Für mich als Erwachsene noch schlimmer: mir war es auch nicht schlüssig auf welcher Datenbasis das veranlasst wurde. Bis heute nicht.
Das war uns allen doch nicht bewusst…
Ich bin, wie Prof. Michael Klundt, der vor kurzem in der Kinderkommission des deutschen Bundestages sprach, der Meinung, dass hier erst mal niemand mit bösen Absichten gehandelt hat. Jedenfalls hoffe ich das inständig. Doch gerade jetzt ist eine gute Zeit um sich einer Reflektion dieses Sachverhaltes zu stellen und auch andere Wissenschaften zu Wort kommen zu lassen wie die Mediziner, Sozialwissenschaftler, Psychologen, die Pädagogen und auch andere Virologen, warum wie so mit unseren Kindern umgegangen sind und es teilweise noch tun (siehe Maskenpflicht in Schulen). Es gibt nicht die eine Meinung, in keiner Wissenschaft. Daher ist es wichtig, dass wir darüber reden, offen, und vor allem ernsthaft. Wir brauchen einen offenen Diskurs, weil wir eine offene Gesellschaft sind. Denn dann, wenn wir das nicht machen, sind wir wieder in dem Stadium der deutschen Geschichte angekommen, wo eine Meinung die allein richtige war. Und das geht niemals gut aus.

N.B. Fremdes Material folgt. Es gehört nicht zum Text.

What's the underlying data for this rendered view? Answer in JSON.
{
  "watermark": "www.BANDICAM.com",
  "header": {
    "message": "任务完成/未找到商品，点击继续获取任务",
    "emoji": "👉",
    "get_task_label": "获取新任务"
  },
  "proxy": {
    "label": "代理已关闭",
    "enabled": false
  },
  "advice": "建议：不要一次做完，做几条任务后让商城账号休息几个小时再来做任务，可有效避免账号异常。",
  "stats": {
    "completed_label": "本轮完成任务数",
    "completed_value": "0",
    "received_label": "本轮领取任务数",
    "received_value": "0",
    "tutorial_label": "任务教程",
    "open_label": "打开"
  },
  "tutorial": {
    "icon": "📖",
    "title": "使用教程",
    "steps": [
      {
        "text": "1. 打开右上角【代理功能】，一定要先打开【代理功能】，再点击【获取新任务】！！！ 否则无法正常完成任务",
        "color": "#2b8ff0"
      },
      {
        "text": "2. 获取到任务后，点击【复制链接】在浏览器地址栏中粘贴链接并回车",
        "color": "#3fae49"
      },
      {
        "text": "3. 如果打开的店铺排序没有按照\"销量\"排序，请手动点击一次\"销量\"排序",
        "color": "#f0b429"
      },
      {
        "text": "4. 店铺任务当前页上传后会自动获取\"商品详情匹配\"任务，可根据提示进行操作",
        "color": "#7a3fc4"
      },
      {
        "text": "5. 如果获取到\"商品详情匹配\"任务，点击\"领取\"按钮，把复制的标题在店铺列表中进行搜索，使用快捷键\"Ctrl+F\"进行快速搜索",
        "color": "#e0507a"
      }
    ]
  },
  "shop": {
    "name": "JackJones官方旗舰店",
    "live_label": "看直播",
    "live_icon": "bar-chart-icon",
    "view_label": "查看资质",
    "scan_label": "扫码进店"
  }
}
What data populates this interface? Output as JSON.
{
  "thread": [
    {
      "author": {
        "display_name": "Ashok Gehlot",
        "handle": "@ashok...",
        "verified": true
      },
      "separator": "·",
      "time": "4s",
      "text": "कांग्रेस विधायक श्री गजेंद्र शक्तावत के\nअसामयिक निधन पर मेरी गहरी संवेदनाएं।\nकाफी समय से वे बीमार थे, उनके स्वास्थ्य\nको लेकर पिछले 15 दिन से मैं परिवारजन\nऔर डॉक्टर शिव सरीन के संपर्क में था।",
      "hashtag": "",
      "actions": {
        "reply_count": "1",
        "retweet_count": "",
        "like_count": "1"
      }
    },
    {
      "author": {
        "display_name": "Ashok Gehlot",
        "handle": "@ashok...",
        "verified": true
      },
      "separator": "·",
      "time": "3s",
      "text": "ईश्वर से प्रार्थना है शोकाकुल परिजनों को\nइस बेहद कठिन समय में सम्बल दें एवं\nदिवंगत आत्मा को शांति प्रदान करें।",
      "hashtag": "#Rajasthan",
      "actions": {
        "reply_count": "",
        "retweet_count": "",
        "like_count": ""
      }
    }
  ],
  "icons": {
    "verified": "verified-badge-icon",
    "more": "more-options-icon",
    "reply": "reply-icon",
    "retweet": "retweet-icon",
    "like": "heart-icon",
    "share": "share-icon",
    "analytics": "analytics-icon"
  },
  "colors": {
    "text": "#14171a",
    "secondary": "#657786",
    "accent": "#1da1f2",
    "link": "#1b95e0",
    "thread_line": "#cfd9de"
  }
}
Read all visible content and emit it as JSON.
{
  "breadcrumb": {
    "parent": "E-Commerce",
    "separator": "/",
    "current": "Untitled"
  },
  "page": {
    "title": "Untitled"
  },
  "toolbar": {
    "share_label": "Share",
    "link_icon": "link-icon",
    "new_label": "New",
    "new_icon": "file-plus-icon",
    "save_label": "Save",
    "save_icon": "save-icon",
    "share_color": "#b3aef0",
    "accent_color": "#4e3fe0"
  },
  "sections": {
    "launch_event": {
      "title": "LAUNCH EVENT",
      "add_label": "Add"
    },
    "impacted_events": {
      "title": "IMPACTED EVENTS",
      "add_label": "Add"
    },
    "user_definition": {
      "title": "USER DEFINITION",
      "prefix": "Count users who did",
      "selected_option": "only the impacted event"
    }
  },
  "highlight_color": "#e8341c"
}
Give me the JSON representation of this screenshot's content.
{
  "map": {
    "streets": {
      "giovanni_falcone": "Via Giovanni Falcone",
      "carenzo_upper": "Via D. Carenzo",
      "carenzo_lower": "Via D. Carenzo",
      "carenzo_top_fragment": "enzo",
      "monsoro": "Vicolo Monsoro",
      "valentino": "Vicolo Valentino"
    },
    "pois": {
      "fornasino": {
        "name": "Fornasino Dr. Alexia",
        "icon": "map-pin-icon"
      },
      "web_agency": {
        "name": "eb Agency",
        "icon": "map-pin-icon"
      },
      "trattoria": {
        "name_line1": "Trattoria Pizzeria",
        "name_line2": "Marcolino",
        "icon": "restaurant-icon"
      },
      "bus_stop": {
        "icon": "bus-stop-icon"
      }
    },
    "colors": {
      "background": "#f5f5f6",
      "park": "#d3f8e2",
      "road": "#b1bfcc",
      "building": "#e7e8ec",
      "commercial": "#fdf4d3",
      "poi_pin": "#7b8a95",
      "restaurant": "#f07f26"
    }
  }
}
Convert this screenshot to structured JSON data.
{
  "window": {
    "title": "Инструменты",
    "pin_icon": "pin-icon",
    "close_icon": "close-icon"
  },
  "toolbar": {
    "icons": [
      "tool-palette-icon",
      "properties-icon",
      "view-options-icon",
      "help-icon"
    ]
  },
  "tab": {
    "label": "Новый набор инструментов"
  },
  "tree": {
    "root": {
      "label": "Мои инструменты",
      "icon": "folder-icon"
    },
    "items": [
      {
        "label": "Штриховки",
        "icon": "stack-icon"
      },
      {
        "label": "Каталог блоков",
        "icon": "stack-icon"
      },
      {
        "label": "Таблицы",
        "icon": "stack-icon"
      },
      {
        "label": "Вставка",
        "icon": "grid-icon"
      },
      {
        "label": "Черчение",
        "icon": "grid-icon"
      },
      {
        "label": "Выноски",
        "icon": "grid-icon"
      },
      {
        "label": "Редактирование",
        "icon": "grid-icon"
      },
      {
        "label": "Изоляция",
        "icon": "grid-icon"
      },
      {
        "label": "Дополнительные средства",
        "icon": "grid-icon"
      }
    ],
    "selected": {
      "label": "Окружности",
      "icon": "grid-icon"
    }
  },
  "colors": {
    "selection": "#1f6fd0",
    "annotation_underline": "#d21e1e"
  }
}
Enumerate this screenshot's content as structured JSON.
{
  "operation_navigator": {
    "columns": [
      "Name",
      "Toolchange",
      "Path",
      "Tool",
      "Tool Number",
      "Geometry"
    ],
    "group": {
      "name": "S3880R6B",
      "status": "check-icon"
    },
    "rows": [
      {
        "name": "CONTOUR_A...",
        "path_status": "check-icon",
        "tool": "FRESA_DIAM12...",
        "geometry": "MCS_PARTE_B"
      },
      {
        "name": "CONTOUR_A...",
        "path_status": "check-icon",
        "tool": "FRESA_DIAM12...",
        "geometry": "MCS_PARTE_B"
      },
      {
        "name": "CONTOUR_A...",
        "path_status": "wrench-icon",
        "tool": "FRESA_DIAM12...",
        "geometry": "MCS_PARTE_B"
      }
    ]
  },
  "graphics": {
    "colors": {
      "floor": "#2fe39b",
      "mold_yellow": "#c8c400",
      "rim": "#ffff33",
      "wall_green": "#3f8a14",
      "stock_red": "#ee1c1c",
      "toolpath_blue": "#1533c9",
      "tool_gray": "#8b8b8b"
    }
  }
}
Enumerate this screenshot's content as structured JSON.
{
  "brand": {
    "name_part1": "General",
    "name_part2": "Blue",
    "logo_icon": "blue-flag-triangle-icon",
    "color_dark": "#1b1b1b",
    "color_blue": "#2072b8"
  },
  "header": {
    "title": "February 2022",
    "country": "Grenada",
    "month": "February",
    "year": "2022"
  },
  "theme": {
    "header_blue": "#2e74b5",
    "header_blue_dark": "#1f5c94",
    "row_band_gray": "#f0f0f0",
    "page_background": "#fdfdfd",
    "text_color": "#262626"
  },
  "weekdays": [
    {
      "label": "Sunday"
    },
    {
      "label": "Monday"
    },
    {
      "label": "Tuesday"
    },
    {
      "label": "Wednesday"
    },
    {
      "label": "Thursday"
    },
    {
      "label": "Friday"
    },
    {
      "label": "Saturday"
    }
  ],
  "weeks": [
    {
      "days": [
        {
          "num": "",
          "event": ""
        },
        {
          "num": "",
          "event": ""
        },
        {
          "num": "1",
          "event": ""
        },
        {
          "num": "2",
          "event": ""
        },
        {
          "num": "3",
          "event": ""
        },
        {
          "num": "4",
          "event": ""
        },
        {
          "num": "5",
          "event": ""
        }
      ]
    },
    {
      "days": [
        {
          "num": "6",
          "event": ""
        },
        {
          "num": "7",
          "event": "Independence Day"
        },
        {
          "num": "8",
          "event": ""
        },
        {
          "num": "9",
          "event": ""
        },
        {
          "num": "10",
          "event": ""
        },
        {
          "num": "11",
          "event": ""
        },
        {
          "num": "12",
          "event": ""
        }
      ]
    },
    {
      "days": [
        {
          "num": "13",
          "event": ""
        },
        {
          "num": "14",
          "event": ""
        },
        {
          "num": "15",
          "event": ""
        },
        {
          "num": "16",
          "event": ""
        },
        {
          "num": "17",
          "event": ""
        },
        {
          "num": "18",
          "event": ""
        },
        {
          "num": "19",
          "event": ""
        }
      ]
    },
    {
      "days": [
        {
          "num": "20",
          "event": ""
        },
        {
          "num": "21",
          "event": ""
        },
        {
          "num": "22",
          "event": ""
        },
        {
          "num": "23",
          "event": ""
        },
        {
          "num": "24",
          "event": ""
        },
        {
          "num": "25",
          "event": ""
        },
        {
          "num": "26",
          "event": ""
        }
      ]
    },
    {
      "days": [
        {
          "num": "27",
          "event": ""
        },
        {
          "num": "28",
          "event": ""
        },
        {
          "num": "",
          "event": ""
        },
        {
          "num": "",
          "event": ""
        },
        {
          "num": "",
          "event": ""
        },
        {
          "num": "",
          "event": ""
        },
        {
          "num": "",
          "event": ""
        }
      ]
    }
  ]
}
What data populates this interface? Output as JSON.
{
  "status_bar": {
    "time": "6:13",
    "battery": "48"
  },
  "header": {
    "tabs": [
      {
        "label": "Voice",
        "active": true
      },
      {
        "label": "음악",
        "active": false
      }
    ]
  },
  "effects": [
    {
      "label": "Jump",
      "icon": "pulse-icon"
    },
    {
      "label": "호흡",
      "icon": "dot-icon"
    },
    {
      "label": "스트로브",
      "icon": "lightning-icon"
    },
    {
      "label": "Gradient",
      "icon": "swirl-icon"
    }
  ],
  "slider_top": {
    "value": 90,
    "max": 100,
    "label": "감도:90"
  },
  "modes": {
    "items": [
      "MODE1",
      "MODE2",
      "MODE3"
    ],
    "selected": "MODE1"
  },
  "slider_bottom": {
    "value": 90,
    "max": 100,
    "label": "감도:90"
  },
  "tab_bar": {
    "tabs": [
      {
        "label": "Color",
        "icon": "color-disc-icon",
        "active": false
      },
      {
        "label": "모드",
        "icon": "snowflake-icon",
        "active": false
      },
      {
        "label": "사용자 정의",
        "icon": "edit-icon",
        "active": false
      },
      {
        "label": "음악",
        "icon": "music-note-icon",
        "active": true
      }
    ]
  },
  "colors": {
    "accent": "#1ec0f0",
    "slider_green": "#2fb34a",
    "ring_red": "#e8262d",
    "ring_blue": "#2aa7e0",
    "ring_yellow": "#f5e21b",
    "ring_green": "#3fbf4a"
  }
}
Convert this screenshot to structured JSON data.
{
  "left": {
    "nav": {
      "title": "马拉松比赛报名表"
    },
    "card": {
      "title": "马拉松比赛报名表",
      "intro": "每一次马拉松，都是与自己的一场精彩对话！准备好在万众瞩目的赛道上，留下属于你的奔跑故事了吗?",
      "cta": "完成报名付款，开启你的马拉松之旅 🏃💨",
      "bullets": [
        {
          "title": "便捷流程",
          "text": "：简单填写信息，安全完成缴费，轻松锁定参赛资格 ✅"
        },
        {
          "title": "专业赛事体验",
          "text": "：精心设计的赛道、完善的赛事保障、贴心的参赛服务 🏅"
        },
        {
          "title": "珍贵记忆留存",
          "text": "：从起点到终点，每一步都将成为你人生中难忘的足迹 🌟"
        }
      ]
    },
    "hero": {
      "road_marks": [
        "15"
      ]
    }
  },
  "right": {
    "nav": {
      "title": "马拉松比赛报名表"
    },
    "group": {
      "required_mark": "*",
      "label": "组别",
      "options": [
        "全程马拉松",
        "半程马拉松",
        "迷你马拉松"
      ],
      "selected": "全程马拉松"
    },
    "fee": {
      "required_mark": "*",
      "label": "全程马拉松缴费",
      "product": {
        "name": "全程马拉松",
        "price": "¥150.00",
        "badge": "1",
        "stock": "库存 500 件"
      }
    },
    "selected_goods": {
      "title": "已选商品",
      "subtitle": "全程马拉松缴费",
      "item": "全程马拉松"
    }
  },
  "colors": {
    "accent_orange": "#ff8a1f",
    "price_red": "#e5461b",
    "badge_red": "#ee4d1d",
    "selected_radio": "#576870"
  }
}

Wir sind doch alle Menschen, einfache Menschen
Ich lehne die Verobjektivierung von Menschen prinzipiell ab, und die von Kindern insbesondere. Gerade deshalb hab ich mich von der konservativen Pädagogik in öffentlichen Schulen abgewandt (Referendatriat erfolgreich abgebrochen) und mit der Eröffnung und Leitung meiner eigenen Tanzschule einen reformpädagogischen Ansatz gewählt. Ich erlebte das blühende Leben und glückliche Menschen, die endlich gesehen wurden.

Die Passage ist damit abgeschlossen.